### **Import Dependencies**

In [16]:
import torch
from transformers import AutoTokenizer, AutoModel, AutoModelForCausalLM, ViTModel, ViTFeatureExtractor
from datasets import load_dataset
import numpy as np
from datasets.utils.file_utils import get_datasets_user_agent
from torch.utils.data import DataLoader
from tqdm.auto import tqdm 

import warnings
warnings.filterwarnings("ignore")

In [18]:
from concurrent.futures import ThreadPoolExecutor
from functools import partial
import io
import urllib

import PIL.Image

from datasets import load_dataset
from datasets.utils.file_utils import get_datasets_user_agent


USER_AGENT = get_datasets_user_agent()


def fetch_single_image(image_url, timeout=None, retries=0):
    for _ in range(retries + 1):
        try:
            request = urllib.request.Request(
                image_url,
                data=None,
                headers={"user-agent": USER_AGENT},
            )
            with urllib.request.urlopen(request, timeout=timeout) as req:
                image = PIL.Image.open(io.BytesIO(req.read()))
            break
        except Exception:
            image = None
    return image


def fetch_images(batch, num_threads, timeout=None, retries=0):
    fetch_single_image_with_args = partial(fetch_single_image, timeout=timeout, retries=retries)
    with ThreadPoolExecutor(max_workers=num_threads) as executor:
        batch["image"] = list(executor.map(fetch_single_image_with_args, batch["image_url"]))
    return batch


In [20]:
# Extract image features
def extract_image_features(images, model, processor, batch_size=32):
    # Preprocess images
    inputs = processor(images=images, return_tensors="pt")

    # Create a dataloader for batch processing
    dataloader = DataLoader(inputs, batch_size=batch_size)

    # Extract features in batches
    features = []
    with torch.no_grad():
        for batch in tqdm(dataloader):
            batch = {k: v.to(device) for k, v in batch.items()} 
            outputs = model(**batch)
            features.append(outputs.pooler_output.cpu().numpy())  

    return np.concatenate(features)

In [21]:
# Etract text embeddings
def extract_text_embeddings(texts, model, tokenizer, batch_size=32):
    # Tokenize the texts
    inputs = tokenizer(texts, padding=True, truncation=True, return_tensors="pt")

    # Create a dataloader for batch processing
    dataloader = DataLoader(inputs, batch_size=batch_size)

    # Extract embeddings in batches
    embeddings = []
    with torch.no_grad():
        for batch in tqdm(dataloader):
            batch = {k: v.to(device) for k, v in batch.items()} 
            outputs = model(**batch)
            embeddings.append(outputs.pooler_output.cpu().numpy())

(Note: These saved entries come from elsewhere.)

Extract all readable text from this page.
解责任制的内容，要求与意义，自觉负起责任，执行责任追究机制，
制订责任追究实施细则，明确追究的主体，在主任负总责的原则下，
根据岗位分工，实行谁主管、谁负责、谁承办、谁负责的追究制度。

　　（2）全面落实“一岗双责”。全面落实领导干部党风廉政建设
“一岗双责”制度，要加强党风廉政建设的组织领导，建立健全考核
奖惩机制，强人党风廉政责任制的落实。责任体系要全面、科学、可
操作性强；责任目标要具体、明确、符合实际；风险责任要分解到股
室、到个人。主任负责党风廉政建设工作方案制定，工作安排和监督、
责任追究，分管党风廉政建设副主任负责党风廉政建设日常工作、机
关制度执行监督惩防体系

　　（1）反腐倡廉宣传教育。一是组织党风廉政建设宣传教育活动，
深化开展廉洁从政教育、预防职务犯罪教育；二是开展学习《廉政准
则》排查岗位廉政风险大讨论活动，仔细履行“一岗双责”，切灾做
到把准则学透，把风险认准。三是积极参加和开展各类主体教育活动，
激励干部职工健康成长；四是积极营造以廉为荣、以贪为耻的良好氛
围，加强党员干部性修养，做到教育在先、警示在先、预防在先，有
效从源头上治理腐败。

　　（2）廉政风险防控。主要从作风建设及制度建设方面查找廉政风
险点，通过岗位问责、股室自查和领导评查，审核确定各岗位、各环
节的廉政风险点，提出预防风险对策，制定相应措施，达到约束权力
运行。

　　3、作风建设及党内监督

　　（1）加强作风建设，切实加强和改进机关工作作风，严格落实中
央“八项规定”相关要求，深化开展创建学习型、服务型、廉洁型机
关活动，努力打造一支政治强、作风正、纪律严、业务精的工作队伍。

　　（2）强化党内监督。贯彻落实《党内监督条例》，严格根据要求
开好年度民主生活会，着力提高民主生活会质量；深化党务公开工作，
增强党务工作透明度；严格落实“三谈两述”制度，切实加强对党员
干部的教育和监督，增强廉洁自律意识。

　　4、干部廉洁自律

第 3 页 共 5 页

    return np.concatenate(embeddings)

#### **Model Loading & Setup**

In [22]:
# Image Encoder
image_encoder_name = "google/vit-base-patch16-224"
image_encoder = ViTModel.from_pretrained(image_encoder_name)
image_processor = ViTFeatureExtractor.from_pretrained(image_encoder_name) 

# Text Encoder
text_encoder_name = "bert-base-uncased" 
text_encoder = AutoModel.from_pretrained(text_encoder_name)
text_tokenizer = AutoTokenizer.from_pretrained(text_encoder_name)

# Language Model
language_model_name = "distilgpt2"
language_model = AutoModelForCausalLM.from_pretrained(language_model_name)
language_tokenizer = AutoTokenizer.from_pretrained(language_model_name)

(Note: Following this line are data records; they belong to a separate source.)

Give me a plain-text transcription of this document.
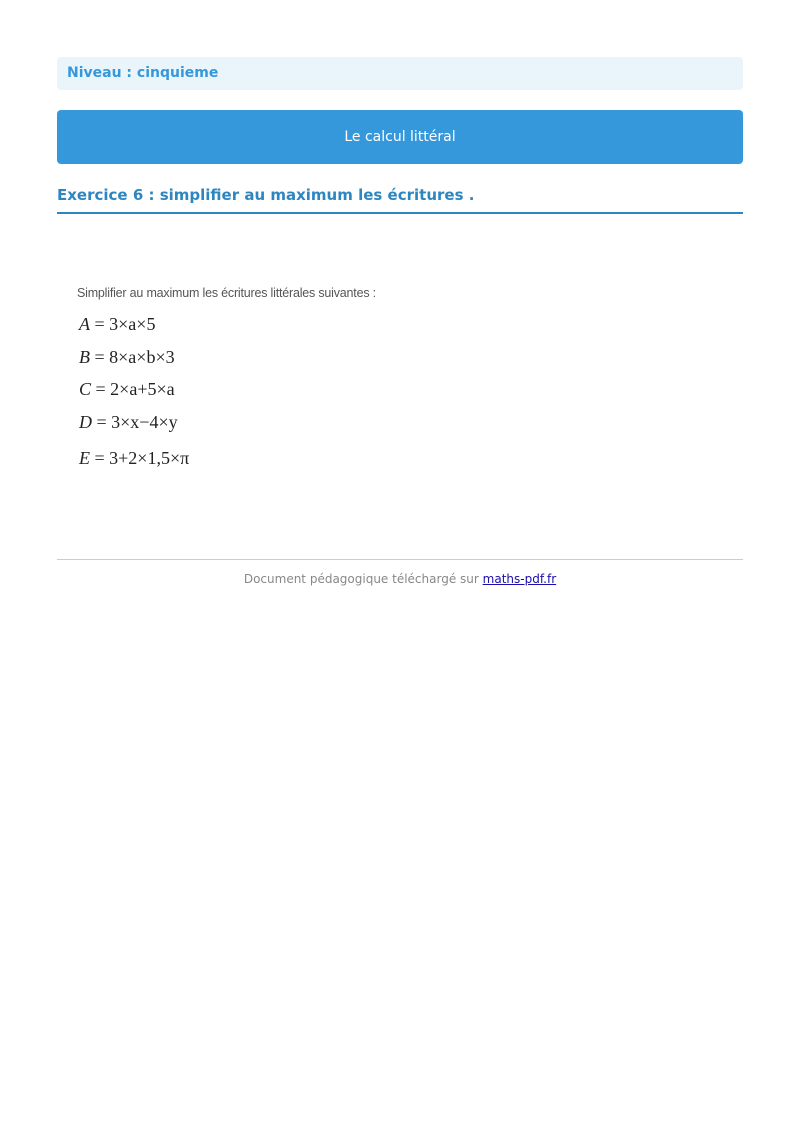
Niveau : cinquieme
Le calcul littéral
Exercice 6 : simplifier au maximum les écritures .
Simplifier au maximum les écritures littérales suivantes :
A = 3×a×5
B = 8×a×b×3
C = 2×a+5×a
D = 3×x−4×y
E = 3+2×1,5×π
Document pédagogique téléchargé sur maths-pdf.fr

Some weights of ViTModel were not initialized from the model checkpoint at google/vit-base-patch16-224 and are newly initialized: ['vit.pooler.dense.bias', 'vit.pooler.dense.weight']
You should probably TRAIN this model on a down-stream task to be able to use it for predictions and inference.


In [23]:
# Check if GPU is available and move models to device
device = torch.device("cuda" if torch.cuda.is_available() else "cpu")
image_encoder.to(device)
text_encoder.to(device)

BertModel(
  (embeddings): BertEmbeddings(
    (word_embeddings): Embedding(30522, 768, padding_idx=0)
    (position_embeddings): Embedding(512, 768)
    (token_type_embeddings): Embedding(2, 768)
    (LayerNorm): LayerNorm((768,), eps=1e-12, elementwise_affine=True)
    (dropout): Dropout(p=0.1, inplace=False)
  )
  (encoder): BertEncoder(
    (layer): ModuleList(
      (0-11): 12 x BertLayer(
        (attention): BertAttention(
          (self): BertSdpaSelfAttention(
            (query): Linear(in_features=768, out_features=768, bias=True)
            (key): Linear(in_features=768, out_features=768, bias=True)
            (value): Linear(in_features=768, out_features=768, bias=True)
            (dropout): Dropout(p=0.1, inplace=False)
          )
          (output): BertSelfOutput(
            (dense): Linear(in_features=768, out_features=768, bias=True)
            (LayerNorm): LayerNorm((768,), eps=1e-12, elementwise_affine=True)
            (dropout): Dropout(p=0.1, inplace=False

In [24]:
dataset = load_dataset("conceptual_captions")

In [25]:
print(dataset)

DatasetDict({
    train: Dataset({
        features: ['image_url', 'caption'],
        num_rows: 3318333
    })
    validation: Dataset({
        features: ['image_url', 'caption'],
        num_rows: 15840
    })
})


In [28]:
print(type(dataset['train'][0]['image']))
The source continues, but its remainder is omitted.